About

In progress

Notes on code, flight, distance and time.

Some people are broadly interested. I am deeply interested in a handful of things.

That's a difference.

Breadth gives you conversation topics. Depth gives you a way of seeing — and if you look at something long enough, you start recognising that same way of seeing everywhere else. In the architecture of a codebase and the structure of a distillate. In the silence before a takeoff and the silence before a landing. In the moment an ultrarun stops being an athletic performance and becomes something else.

I write software. Not as a means, but as a discipline. Every application is a system of choices, and the choices you make early determine what remains possible later. That's true for code. It's true for almost everything.

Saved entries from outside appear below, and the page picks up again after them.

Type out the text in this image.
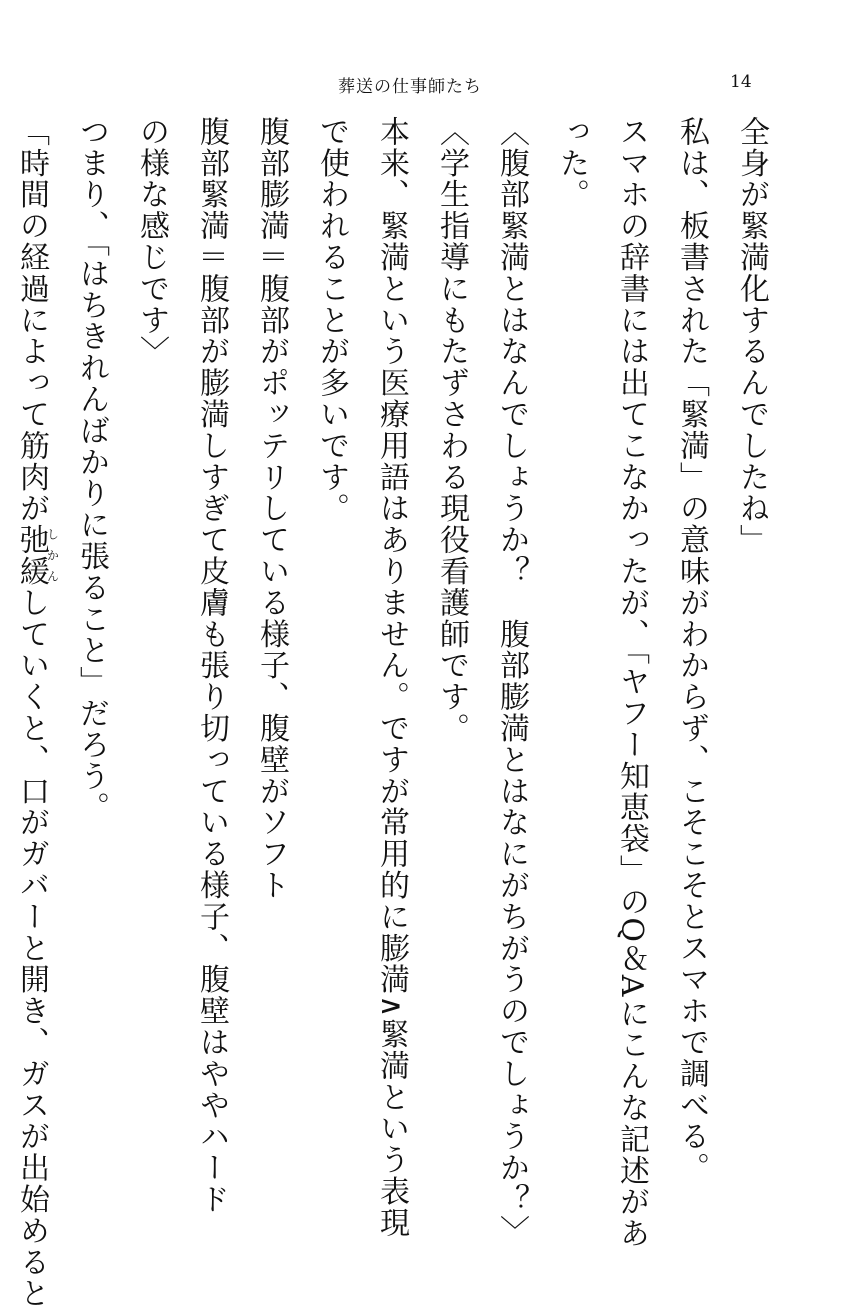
葬送の仕事師たち	14

全身が緊満化するんでしたね」

私は、板書された「緊満」の意味がわからず、こそこそとスマホで調べる。

スマホの辞書には出てこなかったが、「ヤフー知恵袋」のQ＆Aにこんな記述があ

った。

〈腹部緊満とはなんでしょうか？　腹部膨満とはなにがちがうのでしょうか？〉

〈学生指導にもたずさわる現役看護師です。

本来、緊満という医療用語はありません。ですが常用的に膨満∧緊満という表現

で使われることが多いです。

腹部膨満＝腹部がポッテリしている様子、腹壁がソフト

腹部緊満＝腹部が膨満しすぎて皮膚も張り切っている様子、腹壁はややハード

の様な感じです〉

つまり、「はちきれんばかりに張ること」だろう。

「時間の経過によって筋肉が弛緩しかんしていくと、口がガバーと開き、ガスが出始めると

I fly — a Piper SportCruiser, low and visual, with the landscape as reference. Flying demands presence. There is no mode for being half there at 1.500 feet.

I run. Sometimes far. At the point where your body has filed its objections and moved on, something remains that is difficult to name but easy to recognise if you know it.

And I taste whisky. Slowly, deliberately, without hurry. A good whisky is not a drink — it is a verdict of time. Years of patience, bottled into a few centilitres. You give it the attention it deserves, or you take nothing from it at all.

What connects these four worlds is not a lifestyle. It is an attitude: that the distance between where you stand and where you could stand is worth the effort of crossing.

This is the logbook of someone who keeps paying attention.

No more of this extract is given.